By contrast, in the present verse there's only the simple past: the , naz̤ar āʾī . Thus there's the suggestion that Delhi is now not the way it was, but it's not explained when its situation began to change and deteriorate, or why. This ambiguity has created a tension in the verse. Since no one has been declared to be at fault and no blame has been fixed, the possibilities have become broad-- this change and deterioration can be because of changing times, or some unexpected disaster, or the enmity of the heavens, etc. But a more important point is that Delhi's change in condition seems to be an inescapable historical event. In Dagh's verses cited above, there's no feeling of the power of history; there's only the feeling of a local accident/disaster. I

n Mir's verse, 'Delhi' is the first word; from this the impression arises that some people are discussing various cities-- someone says that Lahore was like this, someone else says that Budaun was like that. The speaker, who is some Delhi-ite or has at some time seen Delhi, says 'They were not lanes of Delhi...'. In this way the individuality of Delhi begins to be mounted in some wordless frame. Mus'hafi too has adopted this kind of style:

ḳhāk dihlī kī żarā sair to kar
yih ʿajab āb-o-havā rakhtī hai

[just take a stroll around the dust of Delhi
it has an extraordinary atmosphere]

Here there's also the pleasure that in the second line he has deliberately said something ordinary, as though for the glory of Delhi he's not finding the words. In 'the dust of Delhi' there's also the implication that Delhi has now been erased and has already turned to dust, and in its atmosphere is an extraordinary longing and hopelessness. In Mir's verse there's melancholy and 'tumult-arousingness'; in Mus'hafi's verse the lightness of expression is fine.

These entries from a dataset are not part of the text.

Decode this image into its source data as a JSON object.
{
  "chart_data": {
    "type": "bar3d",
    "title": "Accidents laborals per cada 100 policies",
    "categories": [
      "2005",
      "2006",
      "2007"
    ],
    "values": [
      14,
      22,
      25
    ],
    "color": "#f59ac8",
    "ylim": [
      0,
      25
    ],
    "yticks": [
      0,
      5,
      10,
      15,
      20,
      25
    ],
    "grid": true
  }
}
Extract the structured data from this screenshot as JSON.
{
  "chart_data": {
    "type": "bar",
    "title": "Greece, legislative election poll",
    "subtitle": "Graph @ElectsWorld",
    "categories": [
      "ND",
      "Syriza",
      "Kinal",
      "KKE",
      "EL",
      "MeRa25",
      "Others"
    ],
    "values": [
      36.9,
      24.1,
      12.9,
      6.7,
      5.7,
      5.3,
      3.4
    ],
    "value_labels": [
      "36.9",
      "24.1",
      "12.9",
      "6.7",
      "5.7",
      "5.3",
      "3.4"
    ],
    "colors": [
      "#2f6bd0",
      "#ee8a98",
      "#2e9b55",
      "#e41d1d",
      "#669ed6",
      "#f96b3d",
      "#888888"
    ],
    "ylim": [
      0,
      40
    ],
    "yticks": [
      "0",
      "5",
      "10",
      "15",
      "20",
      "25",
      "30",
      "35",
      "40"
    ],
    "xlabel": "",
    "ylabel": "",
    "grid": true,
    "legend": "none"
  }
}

Mir Soz has adopted Mir's image, or possibly Mir might have taken it from Mir Soz. But in Soz's verse the structure is loose and there's no intensity in the image:

ḥaẓrat-e dihlī kī kis muñh se karūñ taʿrīf maiñ
ek ek us ujṛe ghar meñ ʿālam-e taṣvīr hai

[how would I be able/worthy to praise the noble Delhi?
in that ruined house, there's one after another state of a picture]

FWP:

SETS
MOTIFS == PICTURE
NAMES == DELHI
TERMS == QUATRAIN

The idea behind being 'amazed like a picture' is that the effect of ḥairat leaves one almost petrified with astonishment, and thus temporarily unable to move. Since a picture is permanently motionless, it can be imagined as the paradigmatic case of amazement.

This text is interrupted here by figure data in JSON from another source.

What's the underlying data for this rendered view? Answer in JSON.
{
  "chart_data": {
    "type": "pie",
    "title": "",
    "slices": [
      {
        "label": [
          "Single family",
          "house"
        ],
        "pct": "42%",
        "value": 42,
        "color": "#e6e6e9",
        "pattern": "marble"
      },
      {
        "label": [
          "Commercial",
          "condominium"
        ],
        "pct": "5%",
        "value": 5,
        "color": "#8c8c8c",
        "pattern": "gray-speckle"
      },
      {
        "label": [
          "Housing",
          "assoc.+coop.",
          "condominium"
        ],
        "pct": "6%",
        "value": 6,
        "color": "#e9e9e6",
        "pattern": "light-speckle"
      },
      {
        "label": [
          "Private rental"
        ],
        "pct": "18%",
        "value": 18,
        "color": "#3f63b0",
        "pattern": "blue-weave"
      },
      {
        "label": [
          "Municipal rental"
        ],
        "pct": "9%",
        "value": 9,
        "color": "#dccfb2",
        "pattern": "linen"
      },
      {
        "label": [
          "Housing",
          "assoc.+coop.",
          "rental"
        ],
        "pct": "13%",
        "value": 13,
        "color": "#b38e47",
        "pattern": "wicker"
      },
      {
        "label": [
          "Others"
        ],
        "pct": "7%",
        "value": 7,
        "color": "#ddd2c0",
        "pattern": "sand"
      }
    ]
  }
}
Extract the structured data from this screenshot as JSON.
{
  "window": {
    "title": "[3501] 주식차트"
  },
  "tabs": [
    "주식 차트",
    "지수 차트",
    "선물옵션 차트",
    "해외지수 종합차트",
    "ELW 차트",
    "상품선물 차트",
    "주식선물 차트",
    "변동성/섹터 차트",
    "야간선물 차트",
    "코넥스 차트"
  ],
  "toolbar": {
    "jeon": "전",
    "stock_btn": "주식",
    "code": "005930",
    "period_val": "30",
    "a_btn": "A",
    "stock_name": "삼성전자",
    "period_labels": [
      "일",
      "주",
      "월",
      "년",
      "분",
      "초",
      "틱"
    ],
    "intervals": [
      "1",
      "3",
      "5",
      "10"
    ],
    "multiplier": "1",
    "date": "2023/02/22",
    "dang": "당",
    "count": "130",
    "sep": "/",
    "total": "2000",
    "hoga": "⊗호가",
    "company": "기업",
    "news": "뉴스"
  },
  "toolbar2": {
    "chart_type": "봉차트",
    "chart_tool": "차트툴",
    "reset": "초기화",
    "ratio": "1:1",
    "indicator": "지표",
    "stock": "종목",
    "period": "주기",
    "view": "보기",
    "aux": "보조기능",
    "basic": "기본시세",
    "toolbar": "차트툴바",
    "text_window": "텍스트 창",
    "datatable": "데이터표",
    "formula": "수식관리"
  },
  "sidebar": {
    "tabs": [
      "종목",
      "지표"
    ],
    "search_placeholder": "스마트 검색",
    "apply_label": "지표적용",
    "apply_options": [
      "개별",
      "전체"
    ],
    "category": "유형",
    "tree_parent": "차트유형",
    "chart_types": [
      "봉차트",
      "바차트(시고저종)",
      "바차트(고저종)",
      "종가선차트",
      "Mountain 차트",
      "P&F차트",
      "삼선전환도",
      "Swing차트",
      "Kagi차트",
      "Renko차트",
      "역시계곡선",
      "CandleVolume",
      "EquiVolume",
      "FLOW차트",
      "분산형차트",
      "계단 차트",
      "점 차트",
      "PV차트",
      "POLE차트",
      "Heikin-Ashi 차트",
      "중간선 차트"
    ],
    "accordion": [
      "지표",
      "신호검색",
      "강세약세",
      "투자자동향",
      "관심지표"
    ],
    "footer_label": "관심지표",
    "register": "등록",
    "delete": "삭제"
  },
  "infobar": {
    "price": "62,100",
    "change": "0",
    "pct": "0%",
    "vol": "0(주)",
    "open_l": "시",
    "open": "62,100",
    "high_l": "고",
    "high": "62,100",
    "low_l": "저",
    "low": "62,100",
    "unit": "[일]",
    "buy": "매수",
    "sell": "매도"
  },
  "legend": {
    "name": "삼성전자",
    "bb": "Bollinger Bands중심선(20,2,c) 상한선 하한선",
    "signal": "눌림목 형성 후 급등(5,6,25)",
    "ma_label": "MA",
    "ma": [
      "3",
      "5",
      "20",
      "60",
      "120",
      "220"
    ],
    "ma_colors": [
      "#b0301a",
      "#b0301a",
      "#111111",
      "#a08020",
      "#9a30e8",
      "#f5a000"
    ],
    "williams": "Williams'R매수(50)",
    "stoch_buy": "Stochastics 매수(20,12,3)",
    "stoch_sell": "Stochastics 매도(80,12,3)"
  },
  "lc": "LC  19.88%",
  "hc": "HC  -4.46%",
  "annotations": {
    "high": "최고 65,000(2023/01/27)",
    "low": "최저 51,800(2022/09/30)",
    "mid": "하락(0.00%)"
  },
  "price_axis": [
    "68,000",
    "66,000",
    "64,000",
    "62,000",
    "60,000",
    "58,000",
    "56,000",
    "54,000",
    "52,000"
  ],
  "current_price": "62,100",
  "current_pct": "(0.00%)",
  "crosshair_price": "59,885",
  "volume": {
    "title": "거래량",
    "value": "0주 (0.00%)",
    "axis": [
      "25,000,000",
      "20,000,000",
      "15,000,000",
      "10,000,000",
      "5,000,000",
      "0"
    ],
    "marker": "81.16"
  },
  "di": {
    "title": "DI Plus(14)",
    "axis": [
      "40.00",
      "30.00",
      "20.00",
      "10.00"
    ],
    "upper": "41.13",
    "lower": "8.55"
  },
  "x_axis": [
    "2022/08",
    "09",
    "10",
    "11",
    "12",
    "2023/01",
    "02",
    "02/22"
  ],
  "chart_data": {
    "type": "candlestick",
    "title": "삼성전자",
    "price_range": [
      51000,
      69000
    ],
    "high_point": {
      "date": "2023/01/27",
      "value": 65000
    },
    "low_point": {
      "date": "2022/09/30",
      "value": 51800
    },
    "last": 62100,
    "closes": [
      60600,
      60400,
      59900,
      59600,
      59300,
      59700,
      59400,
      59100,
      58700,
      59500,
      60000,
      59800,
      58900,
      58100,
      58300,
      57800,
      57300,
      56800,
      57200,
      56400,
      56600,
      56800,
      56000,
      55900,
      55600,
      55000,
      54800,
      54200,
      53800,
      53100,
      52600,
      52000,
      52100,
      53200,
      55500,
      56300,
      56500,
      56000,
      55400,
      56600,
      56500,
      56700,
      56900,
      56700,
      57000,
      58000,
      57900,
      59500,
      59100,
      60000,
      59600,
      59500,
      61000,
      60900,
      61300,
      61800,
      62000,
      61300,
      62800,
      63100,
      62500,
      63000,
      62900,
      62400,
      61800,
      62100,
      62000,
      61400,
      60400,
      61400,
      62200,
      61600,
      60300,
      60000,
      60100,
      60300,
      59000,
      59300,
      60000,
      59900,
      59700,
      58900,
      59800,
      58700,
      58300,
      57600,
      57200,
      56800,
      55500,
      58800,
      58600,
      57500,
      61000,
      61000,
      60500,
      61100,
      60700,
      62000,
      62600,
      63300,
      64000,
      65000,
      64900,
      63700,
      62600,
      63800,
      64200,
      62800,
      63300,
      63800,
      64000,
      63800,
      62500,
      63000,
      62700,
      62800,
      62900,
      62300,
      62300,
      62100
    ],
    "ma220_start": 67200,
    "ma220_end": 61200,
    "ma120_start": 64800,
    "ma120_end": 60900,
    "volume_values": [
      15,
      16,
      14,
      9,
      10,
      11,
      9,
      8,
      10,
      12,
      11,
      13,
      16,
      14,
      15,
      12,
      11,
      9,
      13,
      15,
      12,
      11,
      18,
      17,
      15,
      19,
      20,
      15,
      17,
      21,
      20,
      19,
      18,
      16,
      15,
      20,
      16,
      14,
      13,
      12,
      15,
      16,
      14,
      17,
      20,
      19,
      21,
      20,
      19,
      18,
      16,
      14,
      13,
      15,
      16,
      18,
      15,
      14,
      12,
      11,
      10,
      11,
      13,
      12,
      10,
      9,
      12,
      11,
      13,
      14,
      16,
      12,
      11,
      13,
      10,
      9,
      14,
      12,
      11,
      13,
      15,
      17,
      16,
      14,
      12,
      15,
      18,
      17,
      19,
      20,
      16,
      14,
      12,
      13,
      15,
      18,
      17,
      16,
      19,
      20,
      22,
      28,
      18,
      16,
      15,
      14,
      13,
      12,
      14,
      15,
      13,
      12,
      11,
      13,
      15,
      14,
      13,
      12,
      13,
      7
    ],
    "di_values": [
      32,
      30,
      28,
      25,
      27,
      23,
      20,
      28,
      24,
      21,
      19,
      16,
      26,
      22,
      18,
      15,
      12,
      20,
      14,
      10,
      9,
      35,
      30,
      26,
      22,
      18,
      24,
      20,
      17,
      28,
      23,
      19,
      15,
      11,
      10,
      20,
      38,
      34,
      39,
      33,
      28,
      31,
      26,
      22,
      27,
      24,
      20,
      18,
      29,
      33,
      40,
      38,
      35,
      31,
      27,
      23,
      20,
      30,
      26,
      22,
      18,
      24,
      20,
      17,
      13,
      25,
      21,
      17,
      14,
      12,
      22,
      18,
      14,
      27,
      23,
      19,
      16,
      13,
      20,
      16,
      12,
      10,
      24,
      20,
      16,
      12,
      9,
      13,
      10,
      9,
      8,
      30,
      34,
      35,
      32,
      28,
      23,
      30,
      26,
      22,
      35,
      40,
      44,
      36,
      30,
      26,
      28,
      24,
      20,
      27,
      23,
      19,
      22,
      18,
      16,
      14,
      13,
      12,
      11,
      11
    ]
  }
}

The second line could also be read as 'Whatever form/shape came into view, it came into view as a picture' [jo shakl naz̤ar āʾī , vuh shakl taṣvīr ke rūp meñ naz̤ar āʾī]. In principle, this alternative possibility would make a small amount of interpretive difference, but surely not that much. And since the first line makes such a starkly radical assertion (no streets, just pages), the minimalist translation I've given (no forms, just pictures) seems more in accord with it.